Texto: Marcelo Moreira | Fotos: Divulgação

Traços do arquiteto que conquistou o mundo podem ser vistos em Maricá na Casa de Darcy Ribeiro.

Traços do arquiteto que conquistou o mundo podem ser vistos em Maricá na Casa de Darcy Ribeiro; ligação com a cidade inclui ainda fazenda de sua família em Bananal

Um dos últimos projetos da carreira do gênio da arquitetura, Oscar Niemeyer, pode virar realidade em Maricá. Pouco mais de um mês antes da morte do arquiteto, representantes do seu escritório, Arquitetura Urbanismo Oscar Niemeyer, se reuniram com a Prefeitura de Maricá para viabilizar a construção de um oceanário na cidade – projeto considerado estratégico pela administração municipal para impulsionar o turismo na região. Niemeyer morreu na quarta feira (05/12) no Rio de Janeiro, aos 104 anos.

Segundo o secretário executivo de Maricá, Márcio Leite, que participou do encontro com a fundação, o projeto do oceanário já existia e está sendo adaptado para a cidade. “A primeira conversa que tivemos foi ótima e a prefeitura agora aguarda o envio de documentações e do projeto final, para decidir a melhor maneira de viabilizar tanto a elaboração do projeto quanto a construção da obra”, explicou o secretário. O local em estudo é uma grande área da prefeitura às margens da lagoa de Ponta Negra.

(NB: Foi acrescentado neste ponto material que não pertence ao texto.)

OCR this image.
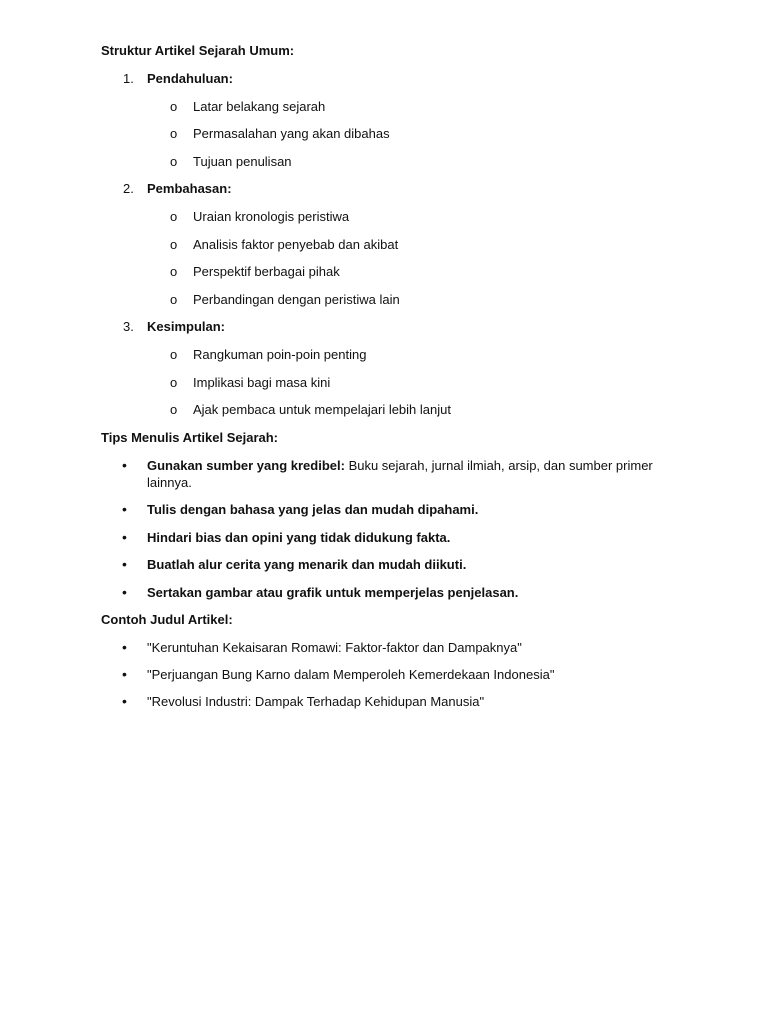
Struktur Artikel Sejarah Umum:
1. Pendahuluan:
o Latar belakang sejarah
o Permasalahan yang akan dibahas
o Tujuan penulisan
2. Pembahasan:
o Uraian kronologis peristiwa
o Analisis faktor penyebab dan akibat
o Perspektif berbagai pihak
o Perbandingan dengan peristiwa lain
3. Kesimpulan:
o Rangkuman poin-poin penting
o Implikasi bagi masa kini
o Ajak pembaca untuk mempelajari lebih lanjut
Tips Menulis Artikel Sejarah:
• Gunakan sumber yang kredibel: Buku sejarah, jurnal ilmiah, arsip, dan sumber primer lainnya.
• Tulis dengan bahasa yang jelas dan mudah dipahami.
• Hindari bias dan opini yang tidak didukung fakta.
• Buatlah alur cerita yang menarik dan mudah diikuti.
• Sertakan gambar atau grafik untuk memperjelas penjelasan.
Contoh Judul Artikel:
• "Keruntuhan Kekaisaran Romawi: Faktor-faktor dan Dampaknya"
• "Perjuangan Bung Karno dalam Memperoleh Kemerdekaan Indonesia"
• "Revolusi Industri: Dampak Terhadap Kehidupan Manusia"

O prefeito Washington Quaquá defende o projeto como forma de homenagear um dos mais brilhantes representantes brasileiros em todo o mundo. "Niemeyer é de família originária de Maricá. Seu avô, Ribeiro de Almeida, que foi ministro do STF, dá nome a uma das principais ruas da cidade. Estamos contratando o projeto do "Oceanário Niemeyer" que é uma das últimas obras realizadas por um dos maiores brasileiros de todos os tempos", declarou o prefeito.

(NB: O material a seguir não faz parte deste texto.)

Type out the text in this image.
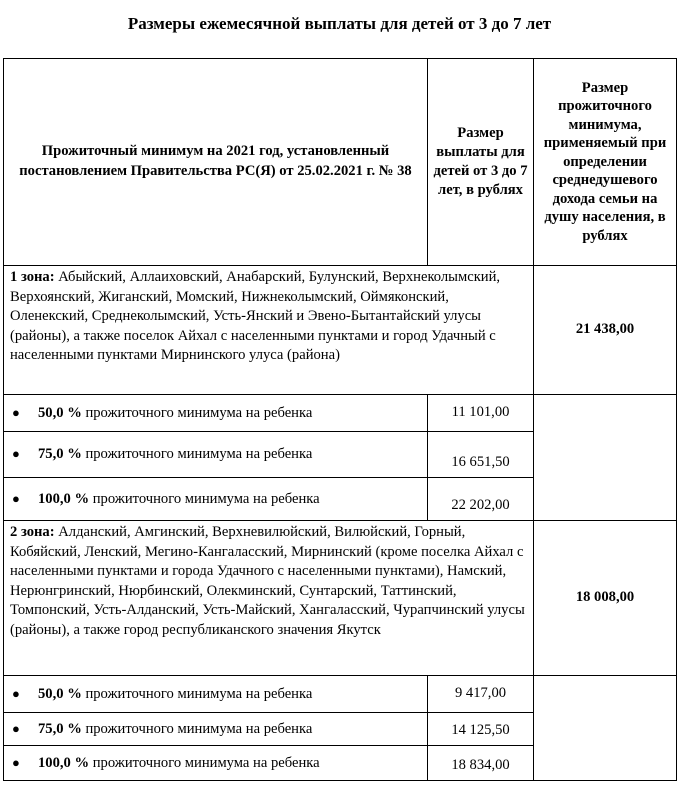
Размеры ежемесячной выплаты для детей от 3 до 7 лет
Прожиточный минимум на 2021 год, установленный постановлением Правительства РС(Я) от 25.02.2021 г. № 38	Размер выплаты для детей от 3 до 7 лет, в рублях	Размер прожиточного минимума, применяемый при определении среднедушевого дохода семьи на душу населения, в рублях
1 зона: Абыйский, Аллаиховский, Анабарский, Булунский, Верхнеколымский, Верхоянский, Жиганский, Момский, Нижнеколымский, Оймяконский, Оленекский, Среднеколымский, Усть-Янский и Эвено-Бытантайский улусы (районы), а также поселок Айхал с населенными пунктами и город Удачный с населенными пунктами Мирнинского улуса (района)		21 438,00
● 50,0 % прожиточного минимума на ребенка	11 101,00	
● 75,0 % прожиточного минимума на ребенка	16 651,50	
● 100,0 % прожиточного минимума на ребенка	22 202,00	
2 зона: Алданский, Амгинский, Верхневилюйский, Вилюйский, Горный, Кобяйский, Ленский, Мегино-Кангаласский, Мирнинский (кроме поселка Айхал с населенными пунктами и города Удачного с населенными пунктами), Намский, Нерюнгринский, Нюрбинский, Олекминский, Сунтарский, Таттинский, Томпонский, Усть-Алданский, Усть-Майский, Хангаласский, Чурапчинский улусы (районы), а также город республиканского значения Якутск		18 008,00
● 50,0 % прожиточного минимума на ребенка	9 417,00	
● 75,0 % прожиточного минимума на ребенка	14 125,50	
● 100,0 % прожиточного минимума на ребенка	18 834,00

Em entrevista ao jornalista Geneton Moraes Neto, publicada posteriormente no livro “As Grandes Entrevistas do Milênio” (Editora Globo), Niemeyer cita as raízes de sua família em Maricá, quando questionado sobre o fato de se dizer um homem sem crença. “Venho de uma família católica – que veio de Maricá, eram fazendeiros. O meu avô foi do Supremo Tribunal. Tínhamos missa em casa, com a presença de vizinhos. Mas, quando saí para a vida, superei tudo isso. Vi que o mundo era injusto. Não acredito em nada. Acredito na natureza: tudo começou não se sabe quando nem como. Eu bem que gostaria de acreditar em Deus. Mas não. Sou pessimista diante da vida e do homem”, declarou na ocasião.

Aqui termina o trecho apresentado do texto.